I have a situation in which I am trying to use a single Http-Only authentication cookie across sub-domains.
I have verified that the authenticate response sets the cookie, I see the domain in the response as .mydomain.com. If I open the cookie viewer in Chrome (Settings -> Show Advanced Settings -> Content Settings -> All cookies and site data ...) I see my auth cookie stored under mydomain.com (no leading '.', not sure why).
However, when I do a simple get request back to my auth server to get a full authorization token, the authentication cookie is not sent:
//Sent from http://app.mydomain.com
$.get('http://auth.mydomain.com', null, function(fullAuthorizeTok) {});
Is it impossible to send cookies even in a cross sub-domain request like this?
I'm using an Http-Only authentication cookie to protect against XSS attacks and then using an authorization token manually submitted on potent operations to protect against XSRF attacks. This bit is the part where the app has already authenticated and is requesting an authorization token from the server, and I would prefer this to be possible from client JS.
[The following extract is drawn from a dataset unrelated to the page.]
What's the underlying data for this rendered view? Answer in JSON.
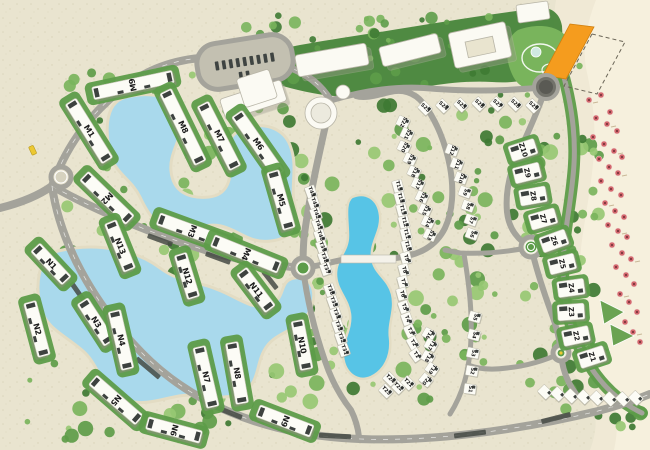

The request must be explicitly cross-domain for the cookies to be sent. I thought the browser would implicitly send cookies across sub-domains if they were shared between the said sub-domains, but it is not so. The request needs to look like this:
$.ajax({
url: 'http://auth.mydomain.com',
method: 'GET',
crossDomain: true,
data: {},
xhrFields: {
withCredentials: true
},
success: function (tokenStr) {
//Do Stuff
},
error: function (jqXHR, type, exception) {
alert('Oh Dear.');
}
});
And of course the response should include the appropriate CORS headers.
As a side note. This does not work across domains if they don't share the same parent domain. So you can send a cookie from 'app.mydomain.com' to 'auth.mydomain.com', but not to 'auth.mydomain2.com'.